A compiler is a software program that transforms high-level source code that is written by a developer in a high-level programming language into a low level object code (binary code) in machine language, which can be understood by the processor.
The compilation process is a sequence of various phases. Each phase takes input from previous stage, has its own representation of source program and feeds its output to the next phase of the compiler.
This project provides code for Lexical Analysis using Flex, Parsing using Bison, and Parse Tree generation using GNU C. The project also provides a Graphical User interface to interact and see output at intermediate phases of the compilation process.
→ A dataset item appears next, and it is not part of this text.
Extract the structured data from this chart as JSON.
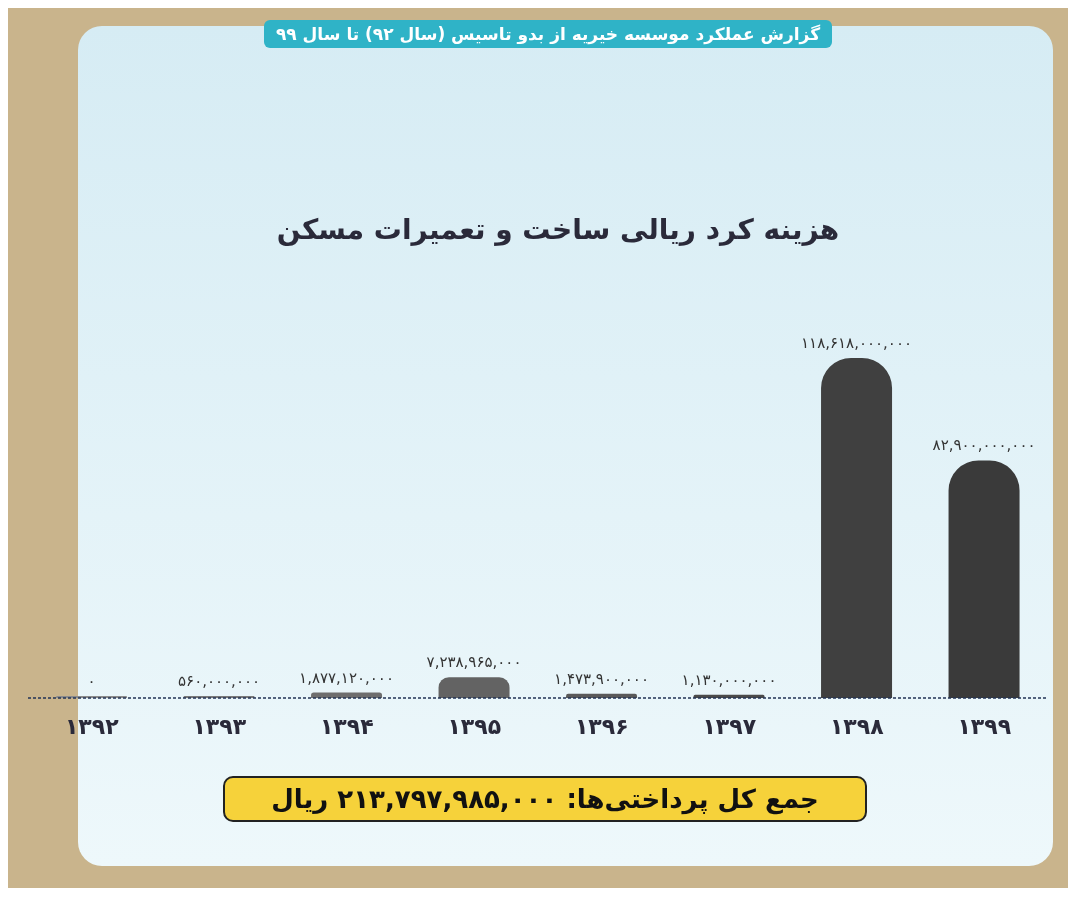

Flex is a tool for generating scanners: programs which performs lexical analysis phase. Flex reads the given input files for a description of the scanner to generate. The description is in the form of pairs of regular expressions and C code, called rules. Flex generates as output a C source file, lex.yy.c', which defines a routine yylex. Compile and link this file with the
-lfl' library to produce an executable. When the executable runs, it analyzes its input for occurrences of the regular expressions. Whenever it finds one, it executes the corresponding C code.
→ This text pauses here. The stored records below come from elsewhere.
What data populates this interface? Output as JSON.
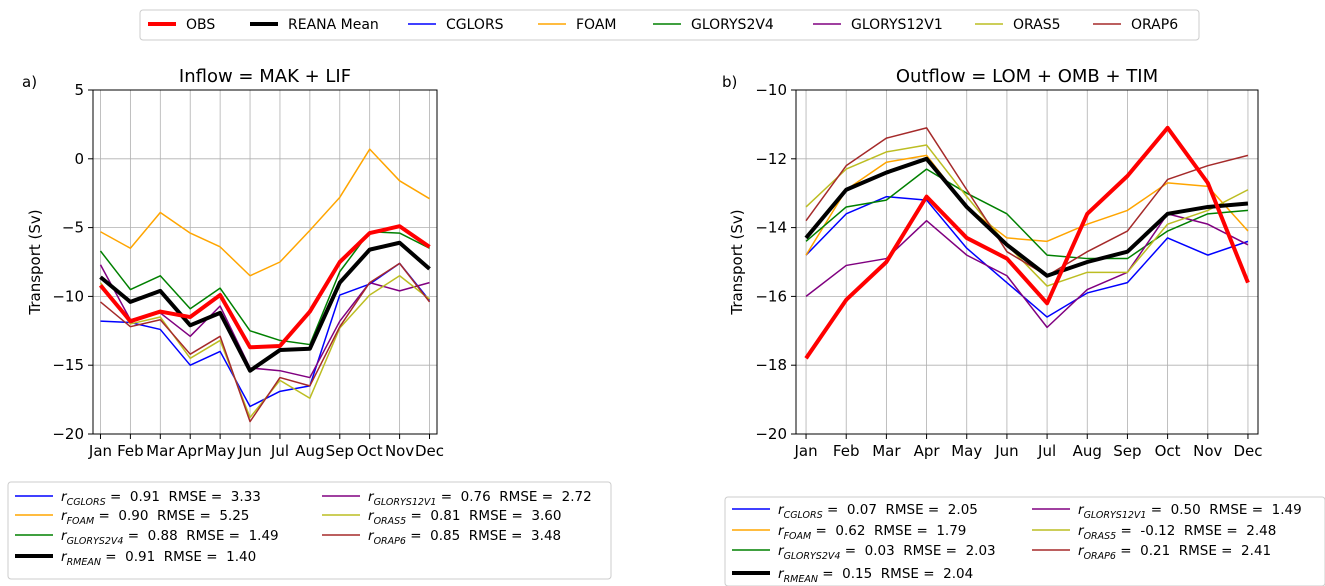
{
  "colors": {
    "OBS": "#ff0000",
    "REANA Mean": "#000000",
    "CGLORS": "#0000ff",
    "FOAM": "#ffa500",
    "GLORYS2V4": "#008000",
    "GLORYS12V1": "#800080",
    "ORAS5": "#bcbd22",
    "ORAP6": "#a52a2a"
  },
  "legend": [
    "OBS",
    "REANA Mean",
    "CGLORS",
    "FOAM",
    "GLORYS2V4",
    "GLORYS12V1",
    "ORAS5",
    "ORAP6"
  ],
  "chart_data": [
    {
      "type": "line",
      "panel_label": "a)",
      "title": "Inflow = MAK + LIF",
      "xlabel": "",
      "ylabel": "Transport (Sv)",
      "ylim": [
        -20,
        5
      ],
      "yticks": [
        5,
        0,
        -5,
        -10,
        -15,
        -20
      ],
      "yticklabels": [
        "5",
        "0",
        "−5",
        "−10",
        "−15",
        "−20"
      ],
      "grid": true,
      "categories": [
        "Jan",
        "Feb",
        "Mar",
        "Apr",
        "May",
        "Jun",
        "Jul",
        "Aug",
        "Sep",
        "Oct",
        "Nov",
        "Dec"
      ],
      "series": [
        {
          "name": "CGLORS",
          "values": [
            -11.8,
            -11.9,
            -12.4,
            -15.0,
            -14.0,
            -18.0,
            -16.9,
            -16.5,
            -9.9,
            -9.1,
            -7.6,
            -10.3
          ]
        },
        {
          "name": "FOAM",
          "values": [
            -5.3,
            -6.5,
            -3.9,
            -5.4,
            -6.4,
            -8.5,
            -7.5,
            -5.2,
            -2.8,
            0.7,
            -1.6,
            -2.9
          ]
        },
        {
          "name": "GLORYS2V4",
          "values": [
            -6.7,
            -9.5,
            -8.5,
            -10.9,
            -9.4,
            -12.5,
            -13.2,
            -13.5,
            -8.2,
            -5.3,
            -5.4,
            -6.5
          ]
        },
        {
          "name": "GLORYS12V1",
          "values": [
            -7.7,
            -11.7,
            -11.2,
            -12.9,
            -10.7,
            -15.2,
            -15.4,
            -15.9,
            -11.8,
            -9.0,
            -9.6,
            -9.0
          ]
        },
        {
          "name": "ORAS5",
          "values": [
            -9.0,
            -12.0,
            -11.5,
            -14.5,
            -13.2,
            -18.8,
            -16.1,
            -17.4,
            -12.3,
            -9.9,
            -8.5,
            -10.2
          ]
        },
        {
          "name": "ORAP6",
          "values": [
            -10.4,
            -12.2,
            -11.7,
            -14.2,
            -12.9,
            -19.1,
            -15.9,
            -16.5,
            -12.2,
            -9.0,
            -7.6,
            -10.4
          ]
        },
        {
          "name": "REANA Mean",
          "values": [
            -8.6,
            -10.4,
            -9.6,
            -12.1,
            -11.2,
            -15.4,
            -13.9,
            -13.8,
            -9.0,
            -6.6,
            -6.1,
            -8.0
          ]
        },
        {
          "name": "OBS",
          "values": [
            -9.2,
            -11.8,
            -11.1,
            -11.5,
            -9.9,
            -13.7,
            -13.6,
            -11.1,
            -7.5,
            -5.4,
            -4.9,
            -6.4
          ]
        }
      ],
      "stats": [
        {
          "sub": "CGLORS",
          "r": "0.91",
          "rmse": "3.33"
        },
        {
          "sub": "FOAM",
          "r": "0.90",
          "rmse": "5.25"
        },
        {
          "sub": "GLORYS2V4",
          "r": "0.88",
          "rmse": "1.49"
        },
        {
          "sub": "RMEAN",
          "r": "0.91",
          "rmse": "1.40"
        },
        {
          "sub": "GLORYS12V1",
          "r": "0.76",
          "rmse": "2.72"
        },
        {
          "sub": "ORAS5",
          "r": "0.81",
          "rmse": "3.60"
        },
        {
          "sub": "ORAP6",
          "r": "0.85",
          "rmse": "3.48"
        }
      ]
    },
    {
      "type": "line",
      "panel_label": "b)",
      "title": "Outflow = LOM + OMB + TIM",
      "xlabel": "",
      "ylabel": "Transport (Sv)",
      "ylim": [
        -20,
        -10
      ],
      "yticks": [
        -10,
        -12,
        -14,
        -16,
        -18,
        -20
      ],
      "yticklabels": [
        "−10",
        "−12",
        "−14",
        "−16",
        "−18",
        "−20"
      ],
      "grid": true,
      "categories": [
        "Jan",
        "Feb",
        "Mar",
        "Apr",
        "May",
        "Jun",
        "Jul",
        "Aug",
        "Sep",
        "Oct",
        "Nov",
        "Dec"
      ],
      "series": [
        {
          "name": "CGLORS",
          "values": [
            -14.8,
            -13.6,
            -13.1,
            -13.2,
            -14.6,
            -15.6,
            -16.6,
            -15.9,
            -15.6,
            -14.3,
            -14.8,
            -14.4
          ]
        },
        {
          "name": "FOAM",
          "values": [
            -14.8,
            -12.9,
            -12.1,
            -11.9,
            -13.4,
            -14.3,
            -14.4,
            -13.9,
            -13.5,
            -12.7,
            -12.8,
            -14.1
          ]
        },
        {
          "name": "GLORYS2V4",
          "values": [
            -14.4,
            -13.4,
            -13.2,
            -12.3,
            -13.0,
            -13.6,
            -14.8,
            -14.9,
            -14.9,
            -14.1,
            -13.6,
            -13.5
          ]
        },
        {
          "name": "GLORYS12V1",
          "values": [
            -16.0,
            -15.1,
            -14.9,
            -13.8,
            -14.8,
            -15.4,
            -16.9,
            -15.8,
            -15.3,
            -13.6,
            -13.9,
            -14.5
          ]
        },
        {
          "name": "ORAS5",
          "values": [
            -13.4,
            -12.3,
            -11.8,
            -11.6,
            -13.1,
            -14.5,
            -15.7,
            -15.3,
            -15.3,
            -13.9,
            -13.5,
            -12.9
          ]
        },
        {
          "name": "ORAP6",
          "values": [
            -13.8,
            -12.2,
            -11.4,
            -11.1,
            -12.9,
            -14.7,
            -15.4,
            -14.7,
            -14.1,
            -12.6,
            -12.2,
            -11.9
          ]
        },
        {
          "name": "REANA Mean",
          "values": [
            -14.3,
            -12.9,
            -12.4,
            -12.0,
            -13.4,
            -14.5,
            -15.4,
            -15.0,
            -14.7,
            -13.6,
            -13.4,
            -13.3
          ]
        },
        {
          "name": "OBS",
          "values": [
            -17.8,
            -16.1,
            -15.0,
            -13.1,
            -14.3,
            -14.9,
            -16.2,
            -13.6,
            -12.5,
            -11.1,
            -12.7,
            -15.6
          ]
        }
      ],
      "stats": [
        {
          "sub": "CGLORS",
          "r": "0.07",
          "rmse": "2.05"
        },
        {
          "sub": "FOAM",
          "r": "0.62",
          "rmse": "1.79"
        },
        {
          "sub": "GLORYS2V4",
          "r": "0.03",
          "rmse": "2.03"
        },
        {
          "sub": "RMEAN",
          "r": "0.15",
          "rmse": "2.04"
        },
        {
          "sub": "GLORYS12V1",
          "r": "0.50",
          "rmse": "1.49"
        },
        {
          "sub": "ORAS5",
          "r": "-0.12",
          "rmse": "2.48"
        },
        {
          "sub": "ORAP6",
          "r": "0.21",
          "rmse": "2.41"
        }
      ]
    }
  ]
}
In our project we also used flex to generate tokens for bison. Performing lexical analysis and generating token using flex is a much simpler task.
Bison is a general-purpose parser generator that converts a grammar description (Bison Grammar Files) for an LALR(1) context-free grammar into a C program to parse that grammar i.e syntax analysis. The Bison parser is a bottom-up parser. It tries, by shifts and reductions, to reduce the entire input down to a single grouping whose symbol is the grammar's start-symbol.
Similarly Bison can be used to perform Semantic Analysis by building an AST and evaluating its nodes values using C/C++ code.
In our project we used Bison,
- To define our grammar
- To parse the grammar
- Print the parse tree generated by the grammar.
Our grammar is as follows:
pgmstart : TYPE ID '(' ')' STMTS
;
STMTS : '{' STMT1 '}'
;
STMT1 : STMT STMT1
|
;
STMT : STMT_DECLARE //all types of statements
| STMT_ASSGN
| STMT_IF
| STMT_WHILE
| STMT_SWITCH
| ';'
;
STMT_DECLARE : TYPE ID IDS //setting type for that line
;
STMT_ASSGN : ID ASGN EXP ';'
;
STMT_IF : IF EXP STMT %prec IF
| IF EXP STMT ELSE_STMT
| IF EXP STMTS ELSE_STMT
;
ELSE_STMT : ELSE STMT
| ELSE STMTS
|
;
STMT_WHILE : WHILE EXP WHILEBODY
;
WHILEBODY : STMTS
| STMT
;
STMT_SWITCH : SWITCH EXP '{' SWITCHBODY '}'
;
SWITCHBODY : CASES
| CASES DEFAULTSTMT
;
CASES : CASE NUM ':' SWITCHEXP BREAKSTMT
|
;
BREAKSTMT : BREAK ';' CASES
| CASES
;
DEFAULTSTMT : DEFAULT ':' SWITCHEXP DE
;
DE : BREAK ';'
|
;
SWITCHEXP : STMTS
| STMT
;
IDS : ';'
| ',' ID IDS
;
TYPE : INT
| FLOAT
| VOID
;
EXP : EXP LT EXP
| EXP LE EXP
| EXP GT EXP
| EXP GE EXP
| EXP NE EXP
| EXP EQ EXP
| EXP '+' EXP
| EXP '-' EXP
| EXP '*' EXP
| EXP '/' EXP
| EXP LOR EXP
| EXP LAND EXP
| EXP BOR EXP
| EXP BXOR EXP
| EXP BAND EXP
| EXP INC
| EXP DEC
| '(' EXP ')'
| ID
| NUM
| DNUM
;
To run the compiler navigate to the "cc_project_gui.py" and run the file using python3.
Note: Make sure that the prog and parser output files are in the same directory as the python script.